美しい煌めきを放つ剣を握ってから、驚いた顔のままずっと固まっているルヴィスの様子に、サフィアと女僧侶は心配そうに声をかける。
「……大丈夫ですか、兄さん?」
「もしかして剣に呪いでもかかってた?! もしそうなら私が解呪するけど……」
「い、いや大丈夫だ。それにしても、この剣は何ていうか……スゴイな……」
「へへ、手に取っただけでなんか自分がメチャクチャ強くなったーって感覚があるでしょ? あと、ちょっと剣に魔力込めてみてよ!」
物知り顔で語るジェドの言う通り、ルヴィスは剣へ自身の魔力を通してみる。
すると剣の刀身から更に光の刃が発生し、重さはそのままながら攻撃範囲が倍近くも伸びた。

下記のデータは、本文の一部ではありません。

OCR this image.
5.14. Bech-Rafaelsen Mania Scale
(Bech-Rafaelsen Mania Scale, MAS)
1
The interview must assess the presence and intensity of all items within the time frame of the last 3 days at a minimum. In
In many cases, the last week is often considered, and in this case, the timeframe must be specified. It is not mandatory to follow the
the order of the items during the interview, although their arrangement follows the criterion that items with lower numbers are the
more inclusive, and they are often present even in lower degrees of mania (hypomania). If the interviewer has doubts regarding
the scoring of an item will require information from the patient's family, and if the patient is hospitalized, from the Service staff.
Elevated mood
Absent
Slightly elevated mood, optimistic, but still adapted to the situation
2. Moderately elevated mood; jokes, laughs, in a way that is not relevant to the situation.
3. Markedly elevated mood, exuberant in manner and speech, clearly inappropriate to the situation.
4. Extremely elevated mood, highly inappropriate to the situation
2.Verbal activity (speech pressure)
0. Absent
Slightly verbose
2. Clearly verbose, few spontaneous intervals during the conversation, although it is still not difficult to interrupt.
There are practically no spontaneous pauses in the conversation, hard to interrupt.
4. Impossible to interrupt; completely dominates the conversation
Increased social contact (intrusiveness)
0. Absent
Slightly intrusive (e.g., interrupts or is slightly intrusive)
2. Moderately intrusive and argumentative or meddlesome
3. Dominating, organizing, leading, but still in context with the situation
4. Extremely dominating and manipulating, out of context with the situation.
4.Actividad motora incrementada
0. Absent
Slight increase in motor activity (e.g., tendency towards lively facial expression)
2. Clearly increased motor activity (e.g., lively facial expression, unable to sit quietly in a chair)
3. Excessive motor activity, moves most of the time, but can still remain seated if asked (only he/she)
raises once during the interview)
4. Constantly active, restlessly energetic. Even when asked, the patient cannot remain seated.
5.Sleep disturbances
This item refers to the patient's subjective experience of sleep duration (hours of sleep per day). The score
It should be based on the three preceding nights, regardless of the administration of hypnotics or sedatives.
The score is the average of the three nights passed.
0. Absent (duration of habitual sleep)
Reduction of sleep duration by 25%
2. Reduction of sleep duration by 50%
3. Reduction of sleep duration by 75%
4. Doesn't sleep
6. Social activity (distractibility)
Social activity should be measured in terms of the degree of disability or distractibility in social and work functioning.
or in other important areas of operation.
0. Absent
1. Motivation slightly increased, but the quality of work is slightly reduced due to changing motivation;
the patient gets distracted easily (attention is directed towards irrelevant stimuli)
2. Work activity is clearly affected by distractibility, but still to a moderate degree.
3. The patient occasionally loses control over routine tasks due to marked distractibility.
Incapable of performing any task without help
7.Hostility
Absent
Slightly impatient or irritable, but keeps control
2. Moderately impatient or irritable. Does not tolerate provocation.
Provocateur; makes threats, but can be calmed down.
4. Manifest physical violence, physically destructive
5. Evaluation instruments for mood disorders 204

「これは――まるでレフィリアの光の剣みたいじゃないか……ッ!」
驚き半分、喜び半分の表情で、ルヴィスは自分が発生させた光剣の刃をまじまじと凝視する。
その様子を後方から確認したソノレとノレナは満足気に頷きながら、剣を手に入れて一安心している全員に話しかける。
「よしよし、剣の方も無事にルヴィス君の手に馴染んだようで何よりだ。だけど家に帰るまでが遠足だぞう」
「目的の武具を手に入れましたので、もう長居は無用ですね。速やかにこの遺跡から脱出して、アルバロン島へ戻りましょう」
一行は来た時と同じように妖精門を発動させて遺跡の外へと転移すると、周りはすっかり日が暮れて真っ暗になってしまっていた。

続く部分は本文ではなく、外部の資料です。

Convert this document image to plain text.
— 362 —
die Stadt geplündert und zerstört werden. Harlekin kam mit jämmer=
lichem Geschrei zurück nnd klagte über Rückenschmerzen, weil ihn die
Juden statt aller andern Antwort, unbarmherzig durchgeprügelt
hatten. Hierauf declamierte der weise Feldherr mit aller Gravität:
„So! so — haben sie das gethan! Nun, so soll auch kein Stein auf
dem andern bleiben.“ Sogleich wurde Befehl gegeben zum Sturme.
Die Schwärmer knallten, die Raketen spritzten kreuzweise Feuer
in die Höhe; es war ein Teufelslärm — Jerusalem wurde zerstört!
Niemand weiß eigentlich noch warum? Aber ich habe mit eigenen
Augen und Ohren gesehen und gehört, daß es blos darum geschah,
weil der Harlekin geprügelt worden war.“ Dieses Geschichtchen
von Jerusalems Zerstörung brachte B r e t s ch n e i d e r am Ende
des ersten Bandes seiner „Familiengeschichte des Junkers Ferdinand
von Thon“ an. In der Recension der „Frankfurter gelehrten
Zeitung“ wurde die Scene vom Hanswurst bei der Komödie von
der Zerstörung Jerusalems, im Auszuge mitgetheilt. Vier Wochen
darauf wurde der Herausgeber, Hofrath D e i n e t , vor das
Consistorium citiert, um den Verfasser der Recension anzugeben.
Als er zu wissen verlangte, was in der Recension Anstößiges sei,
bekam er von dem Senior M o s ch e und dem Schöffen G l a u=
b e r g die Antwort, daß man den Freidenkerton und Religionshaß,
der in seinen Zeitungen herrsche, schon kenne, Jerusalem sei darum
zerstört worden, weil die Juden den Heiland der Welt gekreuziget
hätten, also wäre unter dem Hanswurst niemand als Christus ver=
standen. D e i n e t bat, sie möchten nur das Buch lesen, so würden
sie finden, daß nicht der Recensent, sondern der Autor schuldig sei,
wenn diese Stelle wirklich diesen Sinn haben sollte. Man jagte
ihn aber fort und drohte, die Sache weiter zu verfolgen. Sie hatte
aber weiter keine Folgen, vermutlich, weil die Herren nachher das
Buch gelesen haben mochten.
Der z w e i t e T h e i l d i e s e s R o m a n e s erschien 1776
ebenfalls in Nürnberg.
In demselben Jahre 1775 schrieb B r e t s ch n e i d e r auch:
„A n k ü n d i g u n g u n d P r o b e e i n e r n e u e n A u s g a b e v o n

「あちゃー、思ってたより結構長い時間遺跡の中に潜っていたようだねえ。みんな疲れているし、今夜はここに泊まって出発は明日かな」
ソノレたちが使う船箱は単なる移動手段としてだけでなく、簡易的に寝泊まりする場所としても用いることが出来る。
一行は島の海岸まで移動すると持ってきた荷物から最低限の野営の準備をし、出発は明日に控えて今日はもう休息を取ることにした。
あとは鎧さえ完成すれば、レフィリア救出作戦へ着手することが出来るのであるが――。